Born 12 January 1966, North Vancouver, British Columbia, Canada

Trumpet, flugelhorn

At Sea

ArtistShare AS0039

Jensen; Geoff Keezer (p, ky); Lage Lund (g); Matt Clohesy (b); Jon Wikan (d, perc); Hugo Alcazar (perc). April 2005.

Ingrid Jensen says:
‘A magical and mystical adventure into many of my past and present life influences. Through the music we made, I still hear and feel things that I never thought I could translate into sound: the ocean I grew up near, the open trail that I spend hundred of hours horseback riding on, all of the many powerful voices of song and groove I’ve heard and responded to – we just channelled it all.’

At 25, Jensen became the youngest faculty member at the Bruckner Conservatory in Linz. Early recognition came in Europe partly because she had chosen to study there, initially with Austrian pianist Hal Galper. In terms of trumpet sound, she is a cross between Woody Shaw (an acknowledged hero) and Art Farmer, with whom she also took classes; the latter debt is predictably most evident when she switches to flugelhorn, a warm, ringing sound but with a solid-metal core.

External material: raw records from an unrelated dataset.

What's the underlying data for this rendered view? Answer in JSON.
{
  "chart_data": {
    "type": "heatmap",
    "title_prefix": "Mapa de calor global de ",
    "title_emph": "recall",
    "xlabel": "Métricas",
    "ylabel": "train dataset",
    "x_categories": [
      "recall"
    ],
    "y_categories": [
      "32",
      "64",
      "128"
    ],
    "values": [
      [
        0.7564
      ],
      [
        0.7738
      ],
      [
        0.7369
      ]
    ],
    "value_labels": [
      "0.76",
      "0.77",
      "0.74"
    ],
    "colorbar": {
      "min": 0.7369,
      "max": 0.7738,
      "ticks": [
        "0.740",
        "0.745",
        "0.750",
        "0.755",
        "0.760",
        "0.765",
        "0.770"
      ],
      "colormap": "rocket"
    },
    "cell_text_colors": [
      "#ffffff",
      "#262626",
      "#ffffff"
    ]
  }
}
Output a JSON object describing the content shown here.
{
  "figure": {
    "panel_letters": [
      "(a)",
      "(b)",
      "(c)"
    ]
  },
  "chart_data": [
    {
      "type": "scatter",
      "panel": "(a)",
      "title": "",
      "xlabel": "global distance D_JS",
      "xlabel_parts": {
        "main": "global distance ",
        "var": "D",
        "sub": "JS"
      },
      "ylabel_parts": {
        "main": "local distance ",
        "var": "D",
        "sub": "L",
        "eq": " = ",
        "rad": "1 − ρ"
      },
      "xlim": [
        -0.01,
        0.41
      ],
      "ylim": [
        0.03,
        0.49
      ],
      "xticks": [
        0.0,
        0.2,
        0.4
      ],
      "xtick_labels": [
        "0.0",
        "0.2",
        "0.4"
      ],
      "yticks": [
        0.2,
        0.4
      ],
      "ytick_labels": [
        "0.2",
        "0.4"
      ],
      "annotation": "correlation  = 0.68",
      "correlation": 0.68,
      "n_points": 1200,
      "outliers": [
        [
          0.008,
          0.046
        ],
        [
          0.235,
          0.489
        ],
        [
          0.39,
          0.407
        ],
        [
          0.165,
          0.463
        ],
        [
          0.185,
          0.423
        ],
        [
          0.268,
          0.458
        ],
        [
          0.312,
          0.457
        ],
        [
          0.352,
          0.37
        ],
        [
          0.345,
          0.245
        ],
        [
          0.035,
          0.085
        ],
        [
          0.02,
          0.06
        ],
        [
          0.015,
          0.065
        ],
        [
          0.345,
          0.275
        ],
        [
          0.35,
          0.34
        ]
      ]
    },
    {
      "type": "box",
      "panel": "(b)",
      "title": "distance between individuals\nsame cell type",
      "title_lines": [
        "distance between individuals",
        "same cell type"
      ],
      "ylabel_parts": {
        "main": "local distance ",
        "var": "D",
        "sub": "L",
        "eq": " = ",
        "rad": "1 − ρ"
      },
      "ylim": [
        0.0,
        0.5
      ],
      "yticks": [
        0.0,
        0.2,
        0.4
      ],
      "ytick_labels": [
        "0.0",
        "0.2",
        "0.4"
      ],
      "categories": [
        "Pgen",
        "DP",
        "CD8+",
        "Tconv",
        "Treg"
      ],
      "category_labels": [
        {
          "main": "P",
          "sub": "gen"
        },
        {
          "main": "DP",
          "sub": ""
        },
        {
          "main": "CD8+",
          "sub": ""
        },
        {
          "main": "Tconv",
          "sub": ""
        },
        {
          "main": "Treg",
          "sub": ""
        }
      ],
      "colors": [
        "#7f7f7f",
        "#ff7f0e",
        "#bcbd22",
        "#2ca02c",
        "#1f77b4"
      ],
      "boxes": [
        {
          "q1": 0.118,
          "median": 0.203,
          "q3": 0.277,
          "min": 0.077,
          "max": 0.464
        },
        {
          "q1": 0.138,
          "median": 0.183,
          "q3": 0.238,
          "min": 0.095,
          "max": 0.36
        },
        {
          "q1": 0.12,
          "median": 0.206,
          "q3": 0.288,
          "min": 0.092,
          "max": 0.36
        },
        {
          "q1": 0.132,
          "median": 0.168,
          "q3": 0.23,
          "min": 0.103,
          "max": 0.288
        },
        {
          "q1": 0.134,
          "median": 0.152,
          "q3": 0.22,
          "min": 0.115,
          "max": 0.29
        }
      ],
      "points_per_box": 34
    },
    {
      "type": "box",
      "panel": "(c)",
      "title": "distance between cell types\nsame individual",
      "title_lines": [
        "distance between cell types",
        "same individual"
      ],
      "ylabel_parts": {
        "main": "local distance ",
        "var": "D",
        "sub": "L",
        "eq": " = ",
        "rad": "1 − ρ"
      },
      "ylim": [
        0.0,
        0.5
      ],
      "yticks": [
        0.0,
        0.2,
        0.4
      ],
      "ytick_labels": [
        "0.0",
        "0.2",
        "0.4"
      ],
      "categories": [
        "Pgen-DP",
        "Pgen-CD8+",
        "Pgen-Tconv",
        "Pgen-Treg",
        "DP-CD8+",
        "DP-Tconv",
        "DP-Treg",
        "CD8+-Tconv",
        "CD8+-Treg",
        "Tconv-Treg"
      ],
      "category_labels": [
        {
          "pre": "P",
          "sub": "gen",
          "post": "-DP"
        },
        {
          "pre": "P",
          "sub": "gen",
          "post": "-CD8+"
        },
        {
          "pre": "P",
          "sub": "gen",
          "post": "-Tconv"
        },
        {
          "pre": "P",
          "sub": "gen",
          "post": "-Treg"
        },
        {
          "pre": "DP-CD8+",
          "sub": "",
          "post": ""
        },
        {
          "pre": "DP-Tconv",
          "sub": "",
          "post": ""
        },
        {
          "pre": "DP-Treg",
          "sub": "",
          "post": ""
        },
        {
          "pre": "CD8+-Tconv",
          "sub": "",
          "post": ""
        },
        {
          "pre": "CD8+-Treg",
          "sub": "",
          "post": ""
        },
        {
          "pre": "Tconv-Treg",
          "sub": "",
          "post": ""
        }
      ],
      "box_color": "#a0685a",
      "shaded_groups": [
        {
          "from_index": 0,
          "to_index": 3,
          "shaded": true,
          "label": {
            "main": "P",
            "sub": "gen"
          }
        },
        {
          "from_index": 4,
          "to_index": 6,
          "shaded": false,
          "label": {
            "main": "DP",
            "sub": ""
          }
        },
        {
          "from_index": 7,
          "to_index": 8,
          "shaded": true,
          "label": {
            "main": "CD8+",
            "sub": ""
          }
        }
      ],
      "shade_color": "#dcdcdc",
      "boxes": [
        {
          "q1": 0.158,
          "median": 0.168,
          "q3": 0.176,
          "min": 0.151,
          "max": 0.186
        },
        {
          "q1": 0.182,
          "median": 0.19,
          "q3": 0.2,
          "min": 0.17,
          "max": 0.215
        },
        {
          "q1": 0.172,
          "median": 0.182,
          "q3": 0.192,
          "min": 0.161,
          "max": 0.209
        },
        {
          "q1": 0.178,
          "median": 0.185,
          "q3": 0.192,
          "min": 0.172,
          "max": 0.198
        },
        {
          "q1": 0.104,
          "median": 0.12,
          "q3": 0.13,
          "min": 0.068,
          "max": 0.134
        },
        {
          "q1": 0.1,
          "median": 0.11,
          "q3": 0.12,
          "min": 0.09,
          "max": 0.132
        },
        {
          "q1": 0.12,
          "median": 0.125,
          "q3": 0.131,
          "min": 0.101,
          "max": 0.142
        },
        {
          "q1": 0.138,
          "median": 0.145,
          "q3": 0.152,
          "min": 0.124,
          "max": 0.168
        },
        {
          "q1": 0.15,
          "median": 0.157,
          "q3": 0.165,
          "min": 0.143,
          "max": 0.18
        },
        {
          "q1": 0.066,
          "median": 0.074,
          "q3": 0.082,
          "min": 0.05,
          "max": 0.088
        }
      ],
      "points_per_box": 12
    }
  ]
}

Jensen’s early recordings on Enja were consistently impressive, and
Here On Earth
in particular is worth tracking down. However, her work matured rapidly during the early years of the new decade, not so much in terms of playing skill as in maturity of conception.
At Sea
, released on the estimable, fan-supported ArtistShare, is an altogether more impressionistic record than its predecessors, but in the most positive sense. The opening is a moody soundscape with the trumpet heavily reverbed over piano, keys and cymbals. Keezer’s ‘Captain Jon’ and ‘Tea And Watercolours’ are driven along more familiar grooves. ‘There Is No Greater Love’ has a mournful, elegiac quality. Then the tracks become longer and more exploratory, with ‘Everything I Love’ coming in over nine minutes, the original ‘Swotterings’ and ‘KD Lang’ (with wah-wah Rhodes from Keezer (!) and Ingrid double-tracked) at ten and 12 respectively. It’s a powerful final section.

Jon Wikan’s production and Eric Troyer’s deft engineering lend the trumpet immense presence, accurately pitched but with delightful little burrs of overtone round the edges. A simply beautiful record.